O erro generalizado





Alguns colegas médicos, não importam seus nomes ou titulações, defenderam publicamente que “na guerra contra o coronavirus, provavelmente a melhor opção tenha sido indicar um militar para comandar o ministério da saúde”, porque ele entenderia de guerra.

Se este comentário estivesse sendo feito durante ou após a “vitória” do tal comandante sobre as forças viróticas inimigas, teríamos que concordar ou pelo menos dar um voto de confiança diante do desfecho. No entanto, neste momento em que atingimos 80 mil mortos pela COVID-19 e somos o país com a mais alta taxa de mortalidade por dia, é uma afirmação que precisa ser analisada com cuidado.

A lógica destes colegas médicos é de que estamos numa “guerra” contra o vírus.
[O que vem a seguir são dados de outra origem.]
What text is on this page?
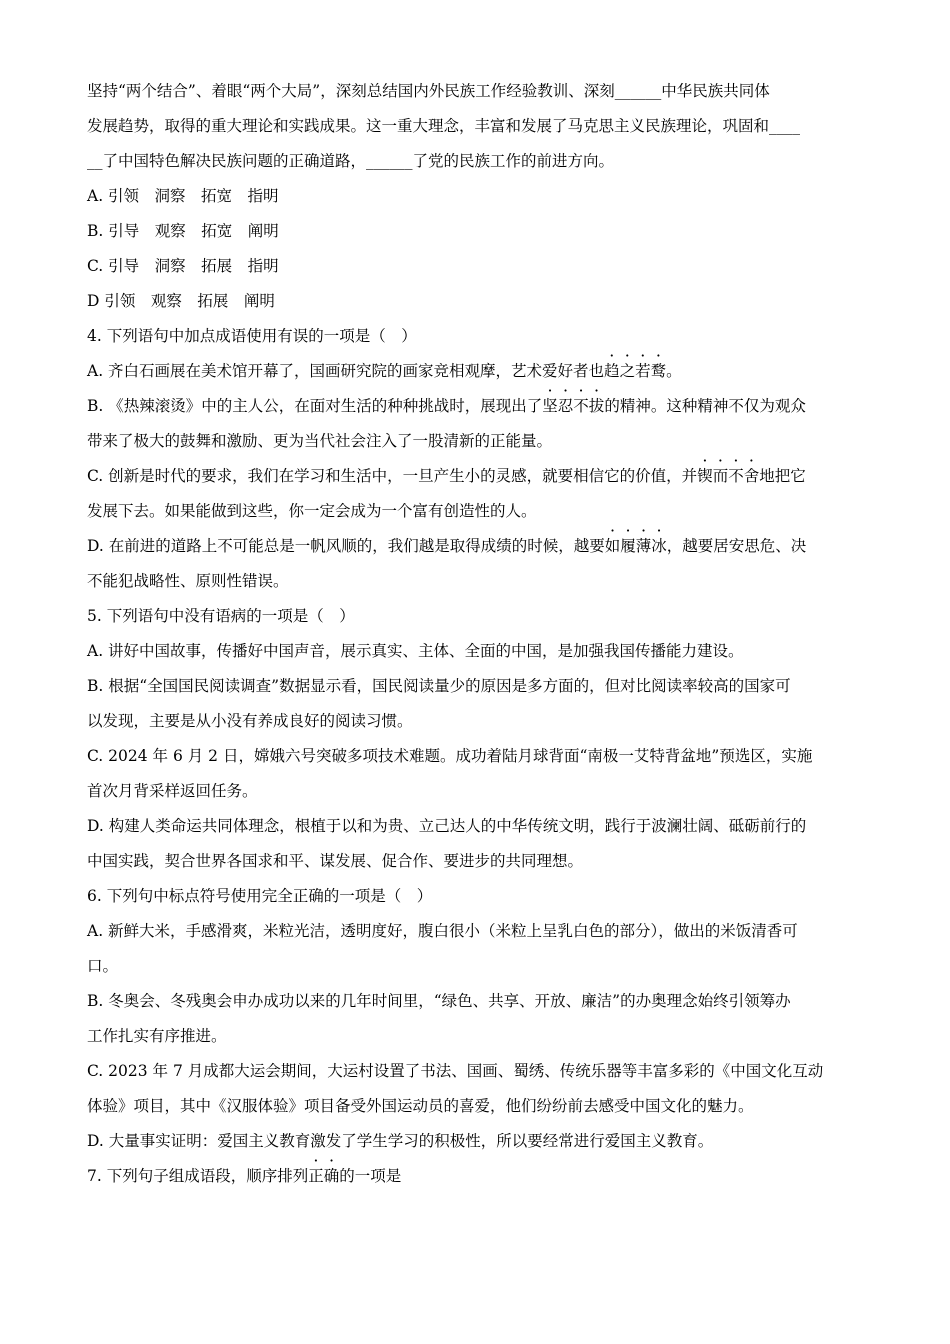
坚持“两个结合”、着眼“两个大局”，深刻总结国内外民族工作经验教训、深刻______中华民族共同体
发展趋势，取得的重大理论和实践成果。这一重大理念，丰富和发展了马克思主义民族理论，巩固和____
__了中国特色解决民族问题的正确道路，______了党的民族工作的前进方向。
A. 引领　洞察　拓宽　指明
B. 引导　观察　拓宽　阐明
C. 引导　洞察　拓展　指明
D 引领　观察　拓展　阐明
4. 下列语句中加点成语使用有误的一项是（　）
A. 齐白石画展在美术馆开幕了，国画研究院的画家竞相观摩，艺术爱好者也趋之若鹜。
B. 《热辣滚烫》中的主人公，在面对生活的种种挑战时，展现出了坚忍不拔的精神。这种精神不仅为观众
带来了极大的鼓舞和激励、更为当代社会注入了一股清新的正能量。
C. 创新是时代的要求，我们在学习和生活中，一旦产生小的灵感，就要相信它的价值，并锲而不舍地把它
发展下去。如果能做到这些，你一定会成为一个富有创造性的人。
D. 在前进的道路上不可能总是一帆风顺的，我们越是取得成绩的时候，越要如履薄冰，越要居安思危、决
不能犯战略性、原则性错误。
5. 下列语句中没有语病的一项是（　）
A. 讲好中国故事，传播好中国声音，展示真实、主体、全面的中国，是加强我国传播能力建设。
B. 根据“全国国民阅读调查”数据显示看，国民阅读量少的原因是多方面的，但对比阅读率较高的国家可
以发现，主要是从小没有养成良好的阅读习惯。
C. 2024 年 6 月 2 日，嫦娥六号突破多项技术难题。成功着陆月球背面“南极一艾特背盆地”预选区，实施
首次月背采样返回任务。
D. 构建人类命运共同体理念，根植于以和为贵、立己达人的中华传统文明，践行于波澜壮阔、砥砺前行的
中国实践，契合世界各国求和平、谋发展、促合作、要进步的共同理想。
6. 下列句中标点符号使用完全正确的一项是（　）
A. 新鲜大米，手感滑爽，米粒光洁，透明度好，腹白很小（米粒上呈乳白色的部分），做出的米饭清香可
口。
B. 冬奥会、冬残奥会申办成功以来的几年时间里，“绿色、共享、开放、廉洁”的办奥理念始终引领筹办
工作扎实有序推进。
C. 2023 年 7 月成都大运会期间，大运村设置了书法、国画、蜀绣、传统乐器等丰富多彩的《中国文化互动
体验》项目，其中《汉服体验》项目备受外国运动员的喜爱，他们纷纷前去感受中国文化的魅力。
D. 大量事实证明：爱国主义教育激发了学生学习的积极性，所以要经常进行爱国主义教育。
7. 下列句子组成语段，顺序排列正确的一项是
Esta concepção militarizada dos problemas de saúde e sociais é bastante comum entre nós, como a guerra às drogas e guerra contra o câncer. Este olhar costuma nos levar a adotar soluções incoerentes com o verdadeiro processo diante dos nossos olhos. O vírus não quer nos destruir, não é um inimigo consciente e determinado a dominar o mundo: ele faz parte da natureza (que vem sendo vastamente degradada pelo processo econômico mundial) e se reproduz por mecanismos naturais onde e quando encontrar condições adequadas.

O fato de um vírus estar presente em nosso corpo não significa que estejamos doentes. A relação que nosso organismo consegue estabelecer com ele é que determinará o seu impacto sobre nossa saúde. Há inúmeros vírus, bactérias e fungos que fazem parte de nosso corpo, alguns deles indispensáveis para nossa vida normal. O equilíbrio desta convivência é influenciado pelas características do vírus e do nosso sistema imunitário, que depende do nosso estado de nutrição, da nossa idade e outros fatores, inclusive das vacinas que tomamos para podermos conviver com determinados micróbios mais recentes na nossa história.

Em outras palavras, o segredo da nossa sobrevivência não está na guerra, mas numa convivência pacífica e cuidadosa com as novas formas de vida viróticas, micóticas e bacterianas, estudando-as, compreendendo seus mecanismos de sobrevivência e como podemos manter a nossa saúde mesmo na sua presença.

Ainda não sabemos o suficiente sobre o novo coronavirus, mas cientistas de todo o mundo estão se esforçando para encontrar o nosso acordo de paz para encerrarmos a epidemia, uma vacina que produza em nós anticorpos suficientes ou um medicamento capaz de controlar o crescimento do vírus ou ambos. Sabemos também que o novo coronavirus continuará a se espalhar entre nós durante muito tempo, talvez em mutações subsequentes de gravidade variável, como os vírus influenza. Teremos que descobrir como conviver com ele pacificamente.

Enquanto isso, outros cientistas já demonstraram que o isolamento físico, o uso de máscaras, testagem ampla e medidas de higiene podem reduzir a transmissão e o número de mortes. No entanto, o general em exercício no ministério descartou estes conhecimentos científicos e resolveu seguir a lógica militar, que consiste em obedecer sem questionar, ainda que a ordem seja absurda. Assim, cumprindo a decisão do presidente da república, o comandante da saúde ordena que a pandemia deve responder ao uso amplo da cloroquina, apesar da falta de evidências científicas para isso.

Recursos financeiros, que poderiam ser usados em mais testes e equipamentos de proteção individual, por exemplo, estão sendo desviados para produzir, comprar e distribuir cloroquina, mas o número de mortes por COVID-19 continua a crescer. Apesar das baixas aos milhares, o general submisso continua fiel ao seu chefe, curiosamente o mesmo capitão que foi expulso do exército, o qual faz de tudo para manter o cargo que lhe caiu nas mãos incompetentes.

Imagino que nenhum militar verdadeiramente patriota suicidaria sua população para proteger o alto comando. Muito menos um médico deveria entregar sua dignidade profissional e sua coerência construída em torno da medicina baseada em evidências para defender a prática autoritária e ilegal da medicina exercida por Jair Bolsonaro.



Obrigado a algumas leituras amigas realizadas antes desta publicação.